Natick purchased 12 BigBelly units in August and distributed them around the 78-acre installation in October, to collect waste. Ten of the self-sufficient units, which weigh 170 pounds and have 50-gallon waste bins each, are outside and powered by solar panels, compact waste independently and provide real-time data by satellite about their fill status. The other two, situated indoors, plug into electrical outlets.

The entire “smart” system is linked and can be monitored by desktop computer, allowing for efficient waste-removal operations.

“It tells me when it’s full, when it’s getting full, how many times it’s compacted,” said Rich Valcourt, an environmental engineer at Natick. “You save resources and time (and) dedicate your resources where they belong.”

When a unit goes yellow or red on his computer screen, Valcourt knows that its bin is either nearly or completely full. He then emails a crew to pick up waste just at that container.

“Time is everything.

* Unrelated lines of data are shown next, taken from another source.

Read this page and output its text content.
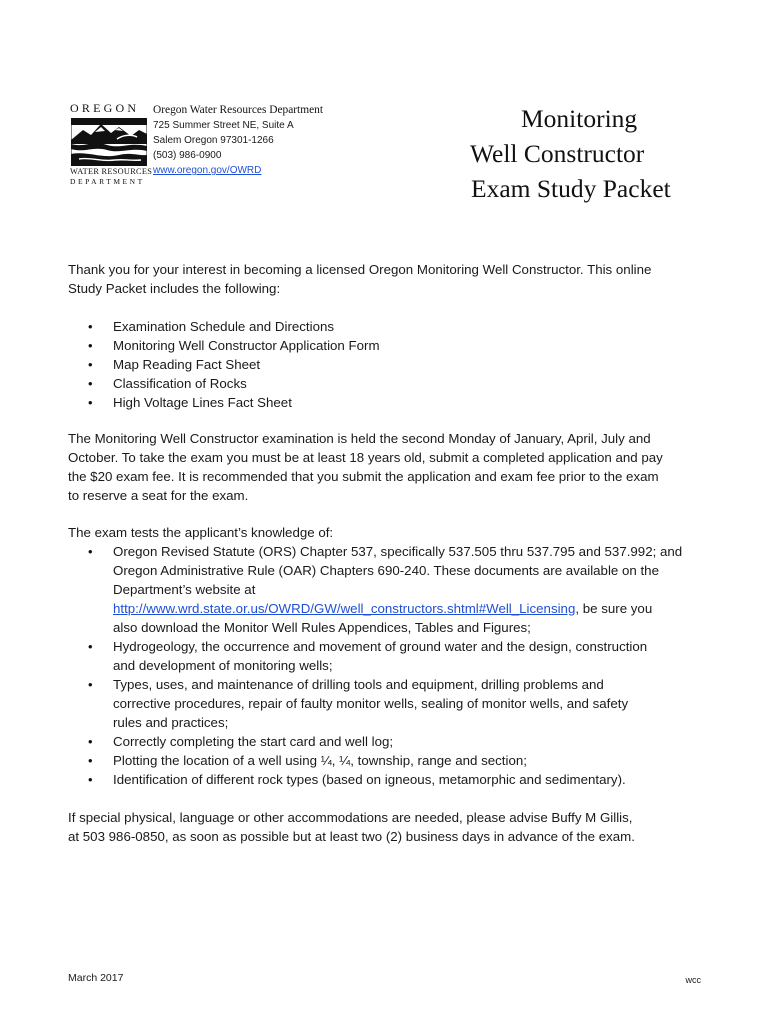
OREGON
WATER RESOURCES
DEPARTMENT
Oregon Water Resources Department
725 Summer Street NE, Suite A
Salem Oregon 97301-1266
(503) 986-0900
www.oregon.gov/OWRD
Monitoring
Well Constructor
Exam Study Packet

Thank you for your interest in becoming a licensed Oregon Monitoring Well Constructor. This online
Study Packet includes the following:

• Examination Schedule and Directions
• Monitoring Well Constructor Application Form
• Map Reading Fact Sheet
• Classification of Rocks
• High Voltage Lines Fact Sheet

The Monitoring Well Constructor examination is held the second Monday of January, April, July and
October. To take the exam you must be at least 18 years old, submit a completed application and pay
the $20 exam fee. It is recommended that you submit the application and exam fee prior to the exam
to reserve a seat for the exam.

The exam tests the applicant’s knowledge of:

• Oregon Revised Statute (ORS) Chapter 537, specifically 537.505 thru 537.795 and 537.992; and
Oregon Administrative Rule (OAR) Chapters 690-240. These documents are available on the
Department’s website at
http://www.wrd.state.or.us/OWRD/GW/well_constructors.shtml#Well_Licensing, be sure you
also download the Monitor Well Rules Appendices, Tables and Figures;
• Hydrogeology, the occurrence and movement of ground water and the design, construction
and development of monitoring wells;
• Types, uses, and maintenance of drilling tools and equipment, drilling problems and
corrective procedures, repair of faulty monitor wells, sealing of monitor wells, and safety
rules and practices;
• Correctly completing the start card and well log;
• Plotting the location of a well using ¼, ¼, township, range and section;
• Identification of different rock types (based on igneous, metamorphic and sedimentary).

If special physical, language or other accommodations are needed, please advise Buffy M Gillis,
at 503 986-0850, as soon as possible but at least two (2) business days in advance of the exam.

March 2017	wcc
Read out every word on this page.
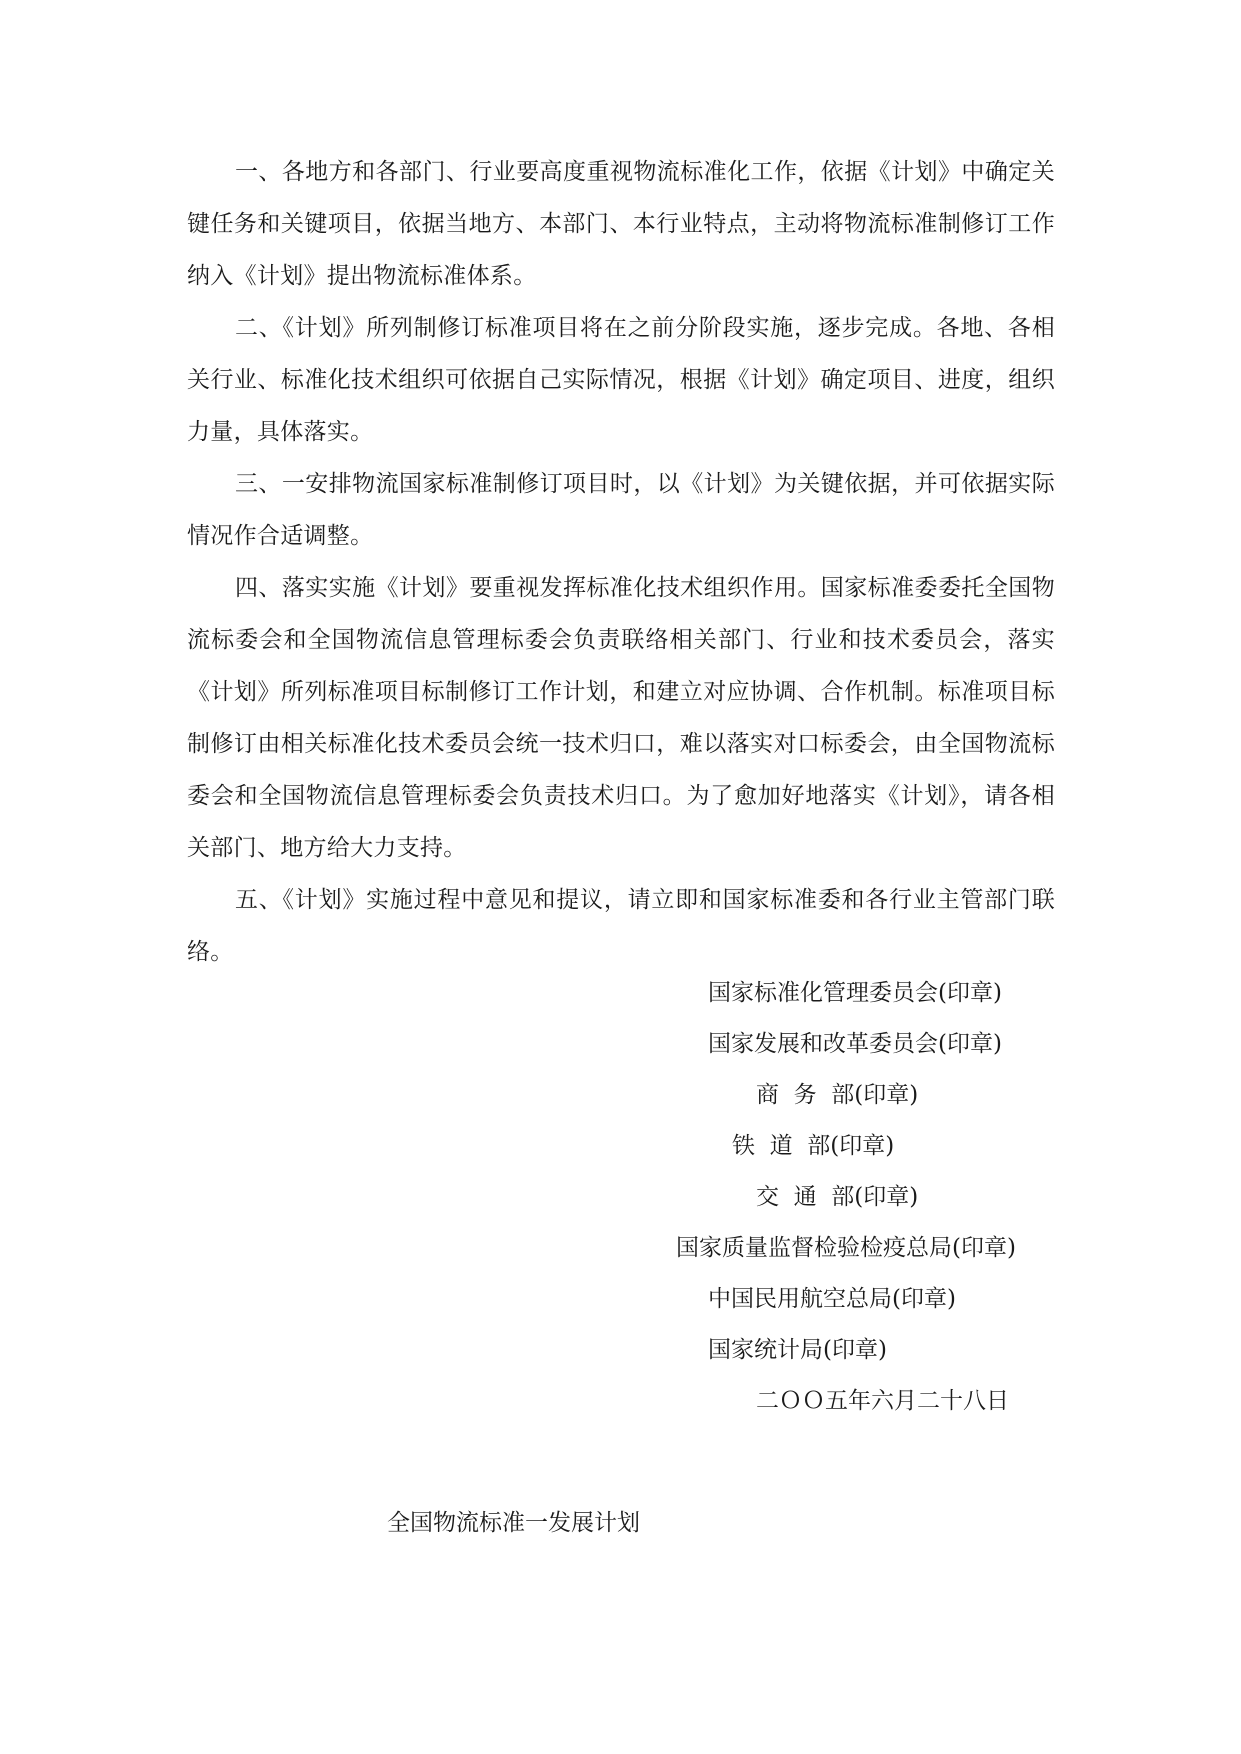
一、各地方和各部门、行业要高度重视物流标准化工作，依据《计划》中确定关键任务和关键项目，依据当地方、本部门、本行业特点，主动将物流标准制修订工作纳入《计划》提出物流标准体系。

二、《计划》所列制修订标准项目将在之前分阶段实施，逐步完成。各地、各相关行业、标准化技术组织可依据自己实际情况，根据《计划》确定项目、进度，组织力量，具体落实。

三、一安排物流国家标准制修订项目时，以《计划》为关键依据，并可依据实际情况作合适调整。

四、落实实施《计划》要重视发挥标准化技术组织作用。国家标准委委托全国物流标委会和全国物流信息管理标委会负责联络相关部门、行业和技术委员会，落实《计划》所列标准项目标制修订工作计划，和建立对应协调、合作机制。标准项目标制修订由相关标准化技术委员会统一技术归口，难以落实对口标委会，由全国物流标委会和全国物流信息管理标委会负责技术归口。为了愈加好地落实《计划》，请各相关部门、地方给大力支持。

五、《计划》实施过程中意见和提议，请立即和国家标准委和各行业主管部门联络。

国家标准化管理委员会(印章)

国家发展和改革委员会(印章)

商  务  部(印章)

铁  道  部(印章)

交  通  部(印章)

国家质量监督检验检疫总局(印章)

中国民用航空总局(印章)

国家统计局(印章)

二ＯＯ五年六月二十八日

全国物流标准一发展计划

Time means money,” Valcourt explained. “Instead of spending (time) going around emptying all the containers on post, I can just tell them, ‘Go empty this one and this one.”’

In the past, crews operated with much less information.

“They would just periodically go and just empty (containers),” Valcourt said. “So they could be stocked full and no one would really know about it.”

The BigBelly units’ batteries are charged by available sunlight, and a full charge can last two weeks.

“On my computer, I can see the charge frequency, and if that frequency starts tailing down, it means one of two things,” Valcourt said. “It’s either not getting enough sun or the battery is starting to fail.”

Valcourt can also monitor how often each unit is opened and compacted, indicating which are used most frequently, along with other inventory statistics.

“There’s a wealth of information,” Valcourt said.

Valcourt pointed out that Philadelphia and Chicago now use BigBelly technology to collect all of their waste. He added that Boston will soon do the same.

“That’s how they’ve saved themselves tons of money,” Valcourt said. “They’re starting to use them everywhere. They’re really, really taking off.”